Artificial intelligence (AI) is being embedded directly into devices, potentially boosting app speeds dramatically.
As Apple reportedly gears up to introduce AI-powered features on the iPhone that rely on on-device processing rather than cloud servers, experts are considering the potential benefits of this approach for the future of mobile commerce.
For mobile commerce applications, where speed and convenience are crucial, on-device AI could enhance the user experience and drive increased adoption of AI-powered shopping and payment features.
“This type of onboard processing means that people can interact with products or services quickly in situations where connectivity is not available,” Tony Fernandes, CEO of UEGroup, told PYMNTS. “It will provide enough speed and power to provide really amazing customer experiences quickly without the delays that frustrate people and create abandonment.”
Apple’s upcoming AI features in iOS 18, including a new version of Siri, will operate solely on the device, bypassing cloud servers. Bloomberg reported Sunday (April 14) that the first batch of enhancements set for release on June 10 will rely entirely on local processing, eliminating the need for cloud-based computation in Apple’s as-yet-unrevealed large language model.
Samsung, a major competitor of Apple, has already implemented on-device AI in its Galaxy S24 series.
This type of AI is also used in various forms on many computers. For example, the Stable Diffusion model, a text-to-image AI model, is typically set up to run locally on users’ machines. However, Kirk Sigmon, an AI specialist at intellectual property protection firm Banner & Witcoff, told PYMNTS that it has limitations, such as its slow performance on older computers.
“On-device AI stands to increase user trust in AI implementations, particularly those involving personal data,” Sigmon said. “At the same time, it’s going to raise the bar for on-device processing capabilities — after all, many cooler implementations of AI, e.g., generative AI, can’t run on lower-powered and cheaper hardware.”
Onboard processors allow AI computation to be done offline. Fernandes noted that some real-world uses include being on a flight without connectivity or in a remote area with no cell coverage.
Another significant advantage of processing AI on a device is speed. Even with 5G mobile phone service, or with upcoming 6G, there is latency — or lag time — associated with transmission on the network, processing data on a server, and then transmitting it back.
“These same principles apply to mobile phones in general, which is why they still have powerful processors and local storage,” he added. “Apple’s strategy makes sense for that reason and because it will give them control over what gets optimized on the chip. Makers of general AI processors have to take into account a lot of markets that may not matter to Apple.”
One example of this new type of onboard AI is software from BlueSkeye AI, which has built an AI-driven mental health system that runs on people’s mobile phones. It uses machine learning to analyze face and voice data and measure medically relevant behavior, such as pain.
Michel Valstar, the co-founder and chief scientific officer at BlueSkeye AI, told PYMNTS that processing power and battery consumption are constraints.

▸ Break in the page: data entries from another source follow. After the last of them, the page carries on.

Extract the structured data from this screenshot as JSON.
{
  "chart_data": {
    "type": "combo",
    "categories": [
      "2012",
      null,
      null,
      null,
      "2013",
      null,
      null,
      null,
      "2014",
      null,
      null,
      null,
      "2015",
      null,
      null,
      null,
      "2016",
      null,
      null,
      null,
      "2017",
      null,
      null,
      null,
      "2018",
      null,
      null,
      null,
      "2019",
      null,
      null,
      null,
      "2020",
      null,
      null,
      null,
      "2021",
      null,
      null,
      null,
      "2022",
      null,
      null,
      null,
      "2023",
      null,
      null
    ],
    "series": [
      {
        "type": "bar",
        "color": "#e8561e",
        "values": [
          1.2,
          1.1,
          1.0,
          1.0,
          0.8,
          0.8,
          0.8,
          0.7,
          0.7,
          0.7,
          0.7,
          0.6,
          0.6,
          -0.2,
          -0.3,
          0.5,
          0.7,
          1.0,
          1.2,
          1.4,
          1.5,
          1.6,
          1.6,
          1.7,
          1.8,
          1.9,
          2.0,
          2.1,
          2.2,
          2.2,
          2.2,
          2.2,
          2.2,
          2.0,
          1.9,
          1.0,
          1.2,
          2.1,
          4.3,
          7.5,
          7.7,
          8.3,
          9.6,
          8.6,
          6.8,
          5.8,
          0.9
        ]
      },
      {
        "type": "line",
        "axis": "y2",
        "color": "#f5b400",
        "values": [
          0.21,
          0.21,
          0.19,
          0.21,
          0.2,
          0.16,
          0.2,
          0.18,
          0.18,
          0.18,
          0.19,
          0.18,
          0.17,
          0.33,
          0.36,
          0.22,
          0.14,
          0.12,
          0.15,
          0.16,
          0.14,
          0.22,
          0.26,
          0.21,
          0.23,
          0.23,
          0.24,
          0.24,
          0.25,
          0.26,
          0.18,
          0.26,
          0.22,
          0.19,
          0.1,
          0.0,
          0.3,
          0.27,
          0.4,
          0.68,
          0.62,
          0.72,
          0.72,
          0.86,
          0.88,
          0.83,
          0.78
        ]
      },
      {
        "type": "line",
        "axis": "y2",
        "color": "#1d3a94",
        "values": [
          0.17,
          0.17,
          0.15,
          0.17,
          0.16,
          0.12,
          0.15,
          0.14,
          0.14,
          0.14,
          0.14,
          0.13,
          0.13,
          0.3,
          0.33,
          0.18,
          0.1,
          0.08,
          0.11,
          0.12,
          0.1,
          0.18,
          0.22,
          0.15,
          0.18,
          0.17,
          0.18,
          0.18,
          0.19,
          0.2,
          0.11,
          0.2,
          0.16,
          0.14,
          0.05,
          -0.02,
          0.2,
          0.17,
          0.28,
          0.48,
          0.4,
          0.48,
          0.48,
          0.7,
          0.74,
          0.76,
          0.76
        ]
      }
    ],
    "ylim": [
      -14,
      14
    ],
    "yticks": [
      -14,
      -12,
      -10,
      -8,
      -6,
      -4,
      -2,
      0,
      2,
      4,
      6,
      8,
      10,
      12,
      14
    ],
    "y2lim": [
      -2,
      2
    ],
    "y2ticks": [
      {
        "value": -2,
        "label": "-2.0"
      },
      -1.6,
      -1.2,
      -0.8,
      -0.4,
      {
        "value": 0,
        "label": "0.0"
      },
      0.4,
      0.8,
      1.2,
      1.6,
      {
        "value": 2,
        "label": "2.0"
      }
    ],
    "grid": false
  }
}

“We make the most out of small machine learning models and modularize the AI into several components where the output of one serves as the input to the next,” Valstar said. “This reduces the amount of variables going into each next component at every step.
“This results in smaller neural networks using less computing and power. A nice side effect is that we need less training data for each component,” he added.
Enhanced privacy and security are key benefits of processing data with AI directly on devices. Supporters believe that keeping data on the device makes it less likely to be intercepted or accessed by unauthorized people.
However, it’s important to note that simply keeping data on the device doesn’t guarantee safety, Alan Bavosa, vice president of security products at Appdome, told PYMNTS.
“An increase in sensitive data being stored on-device will most certainly attract even more sophisticated types of threats such as malware, malicious bots, trojans and spyware which specialize in targeting and exploiting such data due to the lucrative potential it offers,” he said.